Lillias M. MacDonald (November 25, 1885 – August 27, 1961) was an American educator. She established the physical education program at the University of Buffalo, and was the school's first dean of women, an office she held from 1922 to 1952.

==Early life and education==
MacDonald was born in Buffalo, New York, the daughter of John MacDonald and Lillias MacKay MacDonald. Her parents were both born in Scotland; her father was a carpenter. She graduated from Oberlin College in 1908.
==Career==
MacDonald taught physical education in Buffalo schools and with the YWCA. In 1922, she was appointed Dean of Women and assistant professor of hygiene at the University of Buffalo. She was the school's first dean of women, and established a physical education program at the school. She retired from teaching in 1948, and retired from the deanship in 1952. She worked in the university's office of alumni relations from 1952 to 1956. "I have been a very fortunate woman," she said in 1952. "I have had the fun of holding what I consider the nicest job in the world." In 1933, the school enrolled 234 female students; in 1952, the school counted over 900 female students. The school's first dormitory, MacDonald Residence Hall, was named in her honor.

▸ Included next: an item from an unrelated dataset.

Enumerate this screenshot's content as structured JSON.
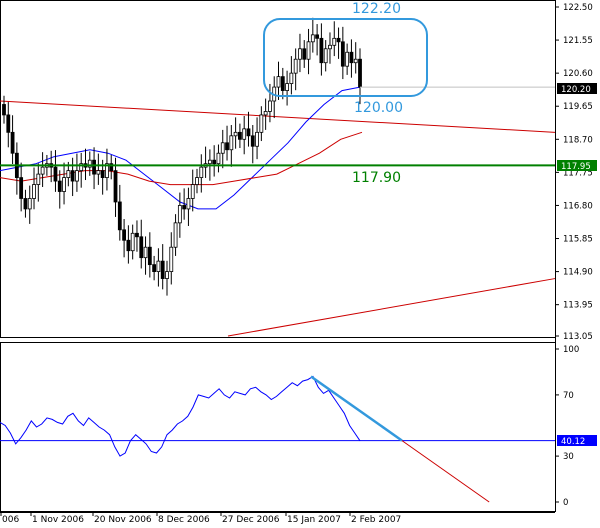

MacDonald was a national officer of the National Association of Deans of Women, and an active member of the League of Women Voters, the Girl Scouts of the USA, and the American Association of University Women (AAUW). She served on the President's Committee of Fifty on College Hygiene. She spoke to community groups about women's education.

==Death==
MacDonald died in 1961, at the age of 75, in Buffalo.